Il principio di corrispondenza tra la gravità del delitto commesso e la reazione sanzionatoria, esclude la possibilità dell’arbitrio insito nelle pene esemplari, mentre l’idea della sanzione penale come retribuzione rispetto ad una mancanza del reo, valorizza la necessità dell’indagine in ordine alla sua colpevolezza, intesa come scelta consapevole di commissione di reato.

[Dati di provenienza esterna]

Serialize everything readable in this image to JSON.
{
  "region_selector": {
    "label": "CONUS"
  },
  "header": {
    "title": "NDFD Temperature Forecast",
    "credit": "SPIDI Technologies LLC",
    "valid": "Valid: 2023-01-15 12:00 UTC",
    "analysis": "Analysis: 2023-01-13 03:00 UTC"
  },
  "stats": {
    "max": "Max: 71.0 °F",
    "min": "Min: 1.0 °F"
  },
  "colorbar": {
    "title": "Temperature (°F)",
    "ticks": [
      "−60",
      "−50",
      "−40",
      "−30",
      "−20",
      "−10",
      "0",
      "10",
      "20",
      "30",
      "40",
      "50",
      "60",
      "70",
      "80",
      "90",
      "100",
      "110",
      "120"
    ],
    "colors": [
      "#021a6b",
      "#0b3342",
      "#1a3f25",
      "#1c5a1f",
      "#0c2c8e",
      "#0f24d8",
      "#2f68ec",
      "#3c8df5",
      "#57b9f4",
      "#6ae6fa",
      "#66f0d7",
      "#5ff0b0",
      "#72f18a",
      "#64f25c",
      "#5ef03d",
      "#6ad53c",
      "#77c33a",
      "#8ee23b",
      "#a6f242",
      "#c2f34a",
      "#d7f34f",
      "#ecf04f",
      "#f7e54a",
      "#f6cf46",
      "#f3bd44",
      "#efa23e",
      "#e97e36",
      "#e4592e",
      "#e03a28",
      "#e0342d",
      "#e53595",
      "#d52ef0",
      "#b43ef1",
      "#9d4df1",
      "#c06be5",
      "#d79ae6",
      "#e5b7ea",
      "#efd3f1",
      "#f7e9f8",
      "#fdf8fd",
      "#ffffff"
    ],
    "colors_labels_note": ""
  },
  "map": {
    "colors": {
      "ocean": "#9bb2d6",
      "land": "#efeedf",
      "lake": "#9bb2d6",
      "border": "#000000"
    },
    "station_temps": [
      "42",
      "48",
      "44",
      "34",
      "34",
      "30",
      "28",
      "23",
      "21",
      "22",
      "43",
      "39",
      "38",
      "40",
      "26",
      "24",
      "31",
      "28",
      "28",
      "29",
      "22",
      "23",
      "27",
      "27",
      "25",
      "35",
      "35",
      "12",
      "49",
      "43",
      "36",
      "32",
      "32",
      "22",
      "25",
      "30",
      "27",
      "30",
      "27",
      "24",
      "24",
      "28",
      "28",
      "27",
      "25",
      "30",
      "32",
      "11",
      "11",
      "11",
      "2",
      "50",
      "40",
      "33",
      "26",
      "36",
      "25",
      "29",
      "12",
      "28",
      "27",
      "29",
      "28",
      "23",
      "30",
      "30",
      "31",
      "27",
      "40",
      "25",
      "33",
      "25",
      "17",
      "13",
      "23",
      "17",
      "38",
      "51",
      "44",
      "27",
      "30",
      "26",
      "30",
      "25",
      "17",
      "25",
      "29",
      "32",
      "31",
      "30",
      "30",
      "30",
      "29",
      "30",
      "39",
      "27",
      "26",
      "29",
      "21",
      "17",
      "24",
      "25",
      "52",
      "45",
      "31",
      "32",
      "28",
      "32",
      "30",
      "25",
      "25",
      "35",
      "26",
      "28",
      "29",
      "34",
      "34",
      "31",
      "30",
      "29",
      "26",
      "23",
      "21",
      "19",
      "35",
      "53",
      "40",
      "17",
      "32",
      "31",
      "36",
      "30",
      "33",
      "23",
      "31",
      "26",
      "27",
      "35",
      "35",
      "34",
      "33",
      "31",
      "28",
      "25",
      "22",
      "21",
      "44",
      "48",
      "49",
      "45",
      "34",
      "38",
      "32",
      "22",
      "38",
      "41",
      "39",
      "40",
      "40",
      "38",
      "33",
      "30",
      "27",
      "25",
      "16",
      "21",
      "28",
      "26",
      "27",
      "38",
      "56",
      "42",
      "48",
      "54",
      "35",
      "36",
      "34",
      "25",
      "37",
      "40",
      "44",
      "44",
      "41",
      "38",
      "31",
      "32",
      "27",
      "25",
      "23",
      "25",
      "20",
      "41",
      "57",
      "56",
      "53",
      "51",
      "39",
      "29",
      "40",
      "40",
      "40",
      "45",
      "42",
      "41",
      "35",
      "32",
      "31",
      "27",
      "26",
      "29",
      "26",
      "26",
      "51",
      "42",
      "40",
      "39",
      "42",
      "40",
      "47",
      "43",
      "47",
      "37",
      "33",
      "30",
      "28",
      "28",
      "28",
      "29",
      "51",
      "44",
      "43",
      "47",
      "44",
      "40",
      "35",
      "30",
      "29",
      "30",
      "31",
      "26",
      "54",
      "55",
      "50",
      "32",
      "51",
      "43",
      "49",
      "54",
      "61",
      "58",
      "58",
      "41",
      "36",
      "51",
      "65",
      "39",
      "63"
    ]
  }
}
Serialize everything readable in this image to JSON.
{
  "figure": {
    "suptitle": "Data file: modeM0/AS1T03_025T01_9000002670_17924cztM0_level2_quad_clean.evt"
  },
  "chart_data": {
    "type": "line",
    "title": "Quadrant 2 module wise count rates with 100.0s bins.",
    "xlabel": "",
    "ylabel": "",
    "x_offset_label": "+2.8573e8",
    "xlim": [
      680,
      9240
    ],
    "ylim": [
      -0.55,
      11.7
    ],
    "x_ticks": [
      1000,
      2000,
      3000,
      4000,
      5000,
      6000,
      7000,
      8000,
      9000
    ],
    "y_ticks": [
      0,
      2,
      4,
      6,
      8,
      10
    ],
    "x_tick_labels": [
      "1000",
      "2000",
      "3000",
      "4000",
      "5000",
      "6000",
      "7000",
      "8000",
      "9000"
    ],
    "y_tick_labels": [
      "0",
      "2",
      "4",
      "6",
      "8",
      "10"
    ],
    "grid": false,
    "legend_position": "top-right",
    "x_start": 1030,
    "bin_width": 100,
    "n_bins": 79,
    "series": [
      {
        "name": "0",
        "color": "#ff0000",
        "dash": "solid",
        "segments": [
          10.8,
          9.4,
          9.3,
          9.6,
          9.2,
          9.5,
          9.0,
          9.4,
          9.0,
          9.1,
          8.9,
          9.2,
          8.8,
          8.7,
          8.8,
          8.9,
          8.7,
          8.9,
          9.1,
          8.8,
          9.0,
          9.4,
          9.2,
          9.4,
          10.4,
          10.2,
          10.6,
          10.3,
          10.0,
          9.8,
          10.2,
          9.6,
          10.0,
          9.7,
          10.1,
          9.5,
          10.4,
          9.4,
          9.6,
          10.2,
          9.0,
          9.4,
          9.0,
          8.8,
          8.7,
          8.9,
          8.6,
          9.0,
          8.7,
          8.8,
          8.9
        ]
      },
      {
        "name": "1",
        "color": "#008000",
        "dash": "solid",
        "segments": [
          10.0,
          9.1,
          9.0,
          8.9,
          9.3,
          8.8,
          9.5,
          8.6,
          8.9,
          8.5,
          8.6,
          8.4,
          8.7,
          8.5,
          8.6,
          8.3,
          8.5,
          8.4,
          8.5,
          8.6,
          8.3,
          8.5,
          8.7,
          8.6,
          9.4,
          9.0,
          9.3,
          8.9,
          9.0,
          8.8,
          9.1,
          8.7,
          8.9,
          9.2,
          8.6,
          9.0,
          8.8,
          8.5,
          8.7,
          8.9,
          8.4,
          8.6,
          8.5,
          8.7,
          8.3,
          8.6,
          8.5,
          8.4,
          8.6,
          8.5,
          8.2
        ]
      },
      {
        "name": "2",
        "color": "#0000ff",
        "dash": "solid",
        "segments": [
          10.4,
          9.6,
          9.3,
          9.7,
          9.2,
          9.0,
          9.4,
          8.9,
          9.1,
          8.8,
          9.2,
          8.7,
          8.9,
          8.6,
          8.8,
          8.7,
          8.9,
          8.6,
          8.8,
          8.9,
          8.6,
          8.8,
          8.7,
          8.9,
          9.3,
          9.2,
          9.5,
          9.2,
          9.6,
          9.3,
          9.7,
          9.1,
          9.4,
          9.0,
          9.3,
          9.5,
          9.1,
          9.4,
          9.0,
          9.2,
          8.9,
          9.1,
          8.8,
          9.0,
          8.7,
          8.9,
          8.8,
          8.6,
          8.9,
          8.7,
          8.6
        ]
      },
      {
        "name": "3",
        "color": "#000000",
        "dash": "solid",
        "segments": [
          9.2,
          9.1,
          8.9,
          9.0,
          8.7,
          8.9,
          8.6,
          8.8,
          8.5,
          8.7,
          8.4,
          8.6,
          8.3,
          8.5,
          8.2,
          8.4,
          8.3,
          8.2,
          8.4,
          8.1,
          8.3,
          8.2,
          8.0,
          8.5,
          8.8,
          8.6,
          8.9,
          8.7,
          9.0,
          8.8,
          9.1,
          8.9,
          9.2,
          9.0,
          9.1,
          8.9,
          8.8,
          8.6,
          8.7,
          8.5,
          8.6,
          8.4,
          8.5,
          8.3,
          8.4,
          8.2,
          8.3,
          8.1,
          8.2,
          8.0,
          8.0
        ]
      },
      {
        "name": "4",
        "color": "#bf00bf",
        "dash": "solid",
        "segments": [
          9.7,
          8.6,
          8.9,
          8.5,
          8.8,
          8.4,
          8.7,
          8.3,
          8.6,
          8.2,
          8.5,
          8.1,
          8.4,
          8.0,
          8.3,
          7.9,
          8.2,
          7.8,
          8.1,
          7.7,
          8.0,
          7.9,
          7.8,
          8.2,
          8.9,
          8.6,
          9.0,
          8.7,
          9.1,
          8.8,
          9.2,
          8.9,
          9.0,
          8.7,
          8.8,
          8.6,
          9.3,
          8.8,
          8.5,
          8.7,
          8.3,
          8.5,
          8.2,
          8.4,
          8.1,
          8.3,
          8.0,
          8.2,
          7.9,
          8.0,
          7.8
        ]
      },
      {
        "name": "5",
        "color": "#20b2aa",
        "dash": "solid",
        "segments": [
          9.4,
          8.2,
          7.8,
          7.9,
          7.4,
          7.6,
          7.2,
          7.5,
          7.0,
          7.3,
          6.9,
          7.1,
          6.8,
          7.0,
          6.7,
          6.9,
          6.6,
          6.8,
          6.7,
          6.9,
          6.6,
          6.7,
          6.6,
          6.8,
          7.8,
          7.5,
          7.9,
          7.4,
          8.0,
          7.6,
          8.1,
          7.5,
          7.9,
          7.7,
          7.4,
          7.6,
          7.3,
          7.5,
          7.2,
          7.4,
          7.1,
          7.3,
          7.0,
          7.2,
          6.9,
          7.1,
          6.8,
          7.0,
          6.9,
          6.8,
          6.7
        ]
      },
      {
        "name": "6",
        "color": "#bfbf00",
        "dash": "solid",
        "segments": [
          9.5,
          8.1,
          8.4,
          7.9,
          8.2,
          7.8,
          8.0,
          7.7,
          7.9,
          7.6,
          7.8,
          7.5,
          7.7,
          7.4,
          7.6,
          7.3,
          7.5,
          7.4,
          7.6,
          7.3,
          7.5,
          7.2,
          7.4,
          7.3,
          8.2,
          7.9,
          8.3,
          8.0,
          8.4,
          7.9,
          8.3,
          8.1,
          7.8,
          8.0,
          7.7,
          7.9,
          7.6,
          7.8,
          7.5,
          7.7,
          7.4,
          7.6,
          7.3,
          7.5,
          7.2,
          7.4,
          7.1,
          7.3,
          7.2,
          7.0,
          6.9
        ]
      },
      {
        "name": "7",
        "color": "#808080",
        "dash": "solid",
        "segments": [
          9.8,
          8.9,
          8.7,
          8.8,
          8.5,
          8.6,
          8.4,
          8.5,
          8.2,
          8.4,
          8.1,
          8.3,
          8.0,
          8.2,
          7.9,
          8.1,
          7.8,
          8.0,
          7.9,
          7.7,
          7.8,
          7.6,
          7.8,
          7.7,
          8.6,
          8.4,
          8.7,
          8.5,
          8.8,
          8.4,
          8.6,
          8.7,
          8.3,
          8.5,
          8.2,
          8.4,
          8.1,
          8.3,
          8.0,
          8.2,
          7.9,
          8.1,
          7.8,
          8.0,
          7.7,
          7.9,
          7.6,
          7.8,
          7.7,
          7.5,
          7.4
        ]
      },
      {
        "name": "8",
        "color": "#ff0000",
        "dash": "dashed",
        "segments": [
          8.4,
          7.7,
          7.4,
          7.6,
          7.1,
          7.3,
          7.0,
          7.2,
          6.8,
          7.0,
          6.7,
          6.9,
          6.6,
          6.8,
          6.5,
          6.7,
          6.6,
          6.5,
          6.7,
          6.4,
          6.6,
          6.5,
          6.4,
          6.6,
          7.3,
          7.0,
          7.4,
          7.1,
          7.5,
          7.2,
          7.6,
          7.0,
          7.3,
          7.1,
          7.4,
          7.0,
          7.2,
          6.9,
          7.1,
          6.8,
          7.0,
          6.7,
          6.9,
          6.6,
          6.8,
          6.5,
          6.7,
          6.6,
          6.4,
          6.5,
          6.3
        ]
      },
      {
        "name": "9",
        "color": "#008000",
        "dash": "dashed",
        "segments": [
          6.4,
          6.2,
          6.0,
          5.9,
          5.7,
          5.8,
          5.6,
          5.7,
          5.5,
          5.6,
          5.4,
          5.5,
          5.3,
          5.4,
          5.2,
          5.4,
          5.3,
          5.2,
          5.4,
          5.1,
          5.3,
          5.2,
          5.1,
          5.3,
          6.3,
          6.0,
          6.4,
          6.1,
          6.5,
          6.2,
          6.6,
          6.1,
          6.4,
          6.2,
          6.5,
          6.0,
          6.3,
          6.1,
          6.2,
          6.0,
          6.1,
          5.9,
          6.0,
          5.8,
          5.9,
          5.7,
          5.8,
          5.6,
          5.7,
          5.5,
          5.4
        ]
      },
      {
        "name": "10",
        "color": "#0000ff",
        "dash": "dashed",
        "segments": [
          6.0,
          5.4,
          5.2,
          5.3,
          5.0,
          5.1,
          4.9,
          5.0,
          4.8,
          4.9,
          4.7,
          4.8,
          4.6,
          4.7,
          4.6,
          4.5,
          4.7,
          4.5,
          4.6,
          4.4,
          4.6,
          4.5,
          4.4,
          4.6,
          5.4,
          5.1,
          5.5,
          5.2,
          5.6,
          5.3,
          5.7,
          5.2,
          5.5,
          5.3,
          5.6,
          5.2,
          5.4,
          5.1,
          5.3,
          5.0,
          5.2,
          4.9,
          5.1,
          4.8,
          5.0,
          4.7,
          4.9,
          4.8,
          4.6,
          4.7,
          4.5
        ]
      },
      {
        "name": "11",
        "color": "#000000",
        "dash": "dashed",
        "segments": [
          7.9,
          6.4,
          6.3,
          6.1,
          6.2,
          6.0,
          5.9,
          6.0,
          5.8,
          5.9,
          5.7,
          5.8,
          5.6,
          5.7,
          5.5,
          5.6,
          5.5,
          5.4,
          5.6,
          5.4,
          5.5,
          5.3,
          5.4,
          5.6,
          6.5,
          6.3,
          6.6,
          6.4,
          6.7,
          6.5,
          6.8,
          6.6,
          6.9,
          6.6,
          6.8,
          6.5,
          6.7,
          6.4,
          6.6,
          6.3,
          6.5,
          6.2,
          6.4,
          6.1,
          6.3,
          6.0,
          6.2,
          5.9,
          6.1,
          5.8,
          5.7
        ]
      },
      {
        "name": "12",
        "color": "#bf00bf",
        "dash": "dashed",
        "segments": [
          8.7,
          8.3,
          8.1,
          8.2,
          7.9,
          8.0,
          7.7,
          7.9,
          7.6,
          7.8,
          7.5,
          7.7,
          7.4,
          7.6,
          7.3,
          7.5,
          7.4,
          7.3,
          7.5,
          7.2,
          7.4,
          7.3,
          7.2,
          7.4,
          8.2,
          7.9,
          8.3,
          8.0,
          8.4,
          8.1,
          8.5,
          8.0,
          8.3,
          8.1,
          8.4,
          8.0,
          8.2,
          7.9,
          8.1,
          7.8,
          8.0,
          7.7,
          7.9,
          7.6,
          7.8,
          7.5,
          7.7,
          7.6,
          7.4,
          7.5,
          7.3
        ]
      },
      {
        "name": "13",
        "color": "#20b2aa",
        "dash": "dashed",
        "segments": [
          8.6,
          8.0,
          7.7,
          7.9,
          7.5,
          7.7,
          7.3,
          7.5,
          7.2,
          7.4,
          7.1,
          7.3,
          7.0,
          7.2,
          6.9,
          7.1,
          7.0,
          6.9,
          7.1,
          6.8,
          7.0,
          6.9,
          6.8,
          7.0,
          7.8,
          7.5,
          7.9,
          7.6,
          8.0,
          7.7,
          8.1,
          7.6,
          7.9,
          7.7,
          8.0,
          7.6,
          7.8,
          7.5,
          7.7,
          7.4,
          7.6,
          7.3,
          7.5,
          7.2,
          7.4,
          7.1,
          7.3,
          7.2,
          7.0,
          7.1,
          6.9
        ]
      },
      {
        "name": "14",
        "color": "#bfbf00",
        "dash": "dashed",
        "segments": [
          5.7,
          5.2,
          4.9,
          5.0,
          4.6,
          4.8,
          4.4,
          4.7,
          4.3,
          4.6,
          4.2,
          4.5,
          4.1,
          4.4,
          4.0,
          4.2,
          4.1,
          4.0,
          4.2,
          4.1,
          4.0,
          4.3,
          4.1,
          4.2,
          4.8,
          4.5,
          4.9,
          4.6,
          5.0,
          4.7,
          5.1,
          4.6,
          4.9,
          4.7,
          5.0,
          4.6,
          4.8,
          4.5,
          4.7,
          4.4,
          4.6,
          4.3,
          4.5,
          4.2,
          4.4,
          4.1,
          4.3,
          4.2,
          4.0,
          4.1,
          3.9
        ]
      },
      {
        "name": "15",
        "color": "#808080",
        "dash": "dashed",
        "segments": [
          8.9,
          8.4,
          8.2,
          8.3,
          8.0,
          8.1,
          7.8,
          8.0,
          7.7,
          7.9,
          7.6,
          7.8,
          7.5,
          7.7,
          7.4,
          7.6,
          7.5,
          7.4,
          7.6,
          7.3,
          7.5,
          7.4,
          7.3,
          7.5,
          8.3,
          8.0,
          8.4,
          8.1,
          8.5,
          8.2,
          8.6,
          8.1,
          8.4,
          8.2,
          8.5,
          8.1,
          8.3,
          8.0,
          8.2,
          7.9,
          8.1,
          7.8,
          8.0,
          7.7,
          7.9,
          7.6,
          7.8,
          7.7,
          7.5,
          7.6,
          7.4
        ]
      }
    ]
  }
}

Funzione intimidativa o di prevenzione sociale
La funzione intimidativa o di prevenzione sociale è quella che consiste nel distogliere la generalità dei consociati dal commettere reati con la minaccia di sanzioni. Nel nostro sistema penale il giudizio basato sulla previsione di una delittuosità futura può comportare l’adozione di misure di sicurezza o misure alternative alla detenzione.
Funzione rieducativa
Nel pensiero penalistico del nostro secolo si è affermato il concetto della funzione risocializzativa della pena. Essa non deve avere soltanto finalità intimidativa e di difesa sociale, ma deve anche mirare alla rieducazione del reo. In Italia le pene non possono consistere in trattamenti contrari al senso di umanità e devono tendere alla rieducazione del condannato.
L'attuale politica penale
I progetti di riforma del sistema penale sono orientati verso una crescente limitazione della pena carceraria; si sta agendo quindi con la depenalizzazione, la degiurisdizionalizzazione e la decarcerizzazione.
Depenalizzazione
Questa consiste nella rinunzia alla sanzione da parte dello Stato per comportamenti non più considerati meritevoli di repressione e di censura. Un rilevante intervento di depenalizzazione ha trovato recente attuazione ad opera del decreto legislativo del 1999 recante: “Depenalizzazione dei reati minori e riforma del sistema sanzionatorio”.
Degiurisdizionalizzazione
Consiste nello spostamento di competenza dal giudice penale ad altro organo non giudiziario, per lo più amministrativo. La degiurisdizionalizzazione si è realizzata in Italia anche con il passaggio della competenza per alcune infrazioni fiscali, alle commissioni tributarie.